When I teach about the First Amendment Free Exercise of Religion at Lafayette College, which used to occupy a routine pair of classes, I now wheel into the classroom a large white board that will occupy us for weeks, filled with all of the exceptions that the Court has created here restoring, in piecemeal fashion, the pre-Scalia, 1990 decision, world. I explain what has become the “Swiss Cheesing” of the First Amendment’s Free Exercise clause, allowing, among others, for claims to be considered for exceptions for federal prisoners and others being held in government institutions, for a religious group in Hialeah, Florida seeking to sacrifice animals in religious ceremonies, and for a small religious group seeking to drink ceremonial hallucinogenic tea from the Amazon. The string of exceptions to Scalia’s Smith rule has created so many holes that there is almost no cheese left. After the Hobby Lobby decision, I will have to make one more change to the top of my board, one which risks doubling the number of exceptions, adding next to the words “person’s Free Exercise of Religion rights,” the phrase “and closely-held corporations’ religious rights”

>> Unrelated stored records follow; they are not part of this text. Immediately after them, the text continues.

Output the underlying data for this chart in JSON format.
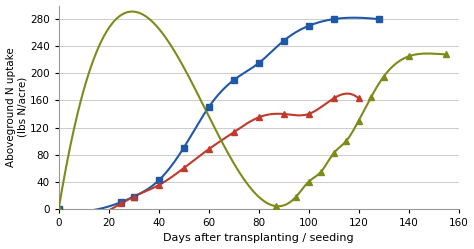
{
  "blue_data": [
    [
      0,
      0
    ],
    [
      25,
      10
    ],
    [
      30,
      18
    ],
    [
      40,
      42
    ],
    [
      50,
      90
    ],
    [
      60,
      150
    ],
    [
      70,
      190
    ],
    [
      80,
      215
    ],
    [
      90,
      248
    ],
    [
      100,
      270
    ],
    [
      110,
      280
    ],
    [
      128,
      280
    ]
  ],
  "red_data": [
    [
      0,
      0
    ],
    [
      25,
      8
    ],
    [
      30,
      18
    ],
    [
      40,
      35
    ],
    [
      50,
      60
    ],
    [
      60,
      88
    ],
    [
      70,
      113
    ],
    [
      80,
      135
    ],
    [
      90,
      140
    ],
    [
      100,
      140
    ],
    [
      110,
      163
    ],
    [
      120,
      163
    ]
  ],
  "green_data": [
    [
      0,
      0
    ],
    [
      87,
      4
    ],
    [
      95,
      18
    ],
    [
      100,
      40
    ],
    [
      105,
      55
    ],
    [
      110,
      82
    ],
    [
      115,
      100
    ],
    [
      120,
      130
    ],
    [
      125,
      165
    ],
    [
      130,
      195
    ],
    [
      140,
      225
    ],
    [
      155,
      228
    ]
  ],
  "blue_color": "#2058A8",
  "red_color": "#C0392B",
  "green_color": "#7D8B1A",
  "ylabel": "Aboveground N uptake\n(lbs N/acre)",
  "xlabel": "Days after transplanting / seeding",
  "xlim": [
    0,
    160
  ],
  "ylim": [
    0,
    300
  ],
  "yticks": [
    0,
    40,
    80,
    120,
    160,
    200,
    240,
    280
  ],
  "xticks": [
    0,
    20,
    40,
    60,
    80,
    100,
    120,
    140,
    160
  ],
  "figsize": [
    4.74,
    2.49
  ],
  "dpi": 100
}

Even though the majority in Hobby Lobby has further limited Scalia’s Smith case holding, since that result comports with his pro-religious accommodation, pro-corporation constitutional rights, viewpoint, he silently votes with them. While Scalia likes to say in his public speeches that his version of the Constitution is “Dead. Dead. Dead,” once more his reading of Founding era history to construct his originalist interpretation of the Constitution is very much an evolving work in progress.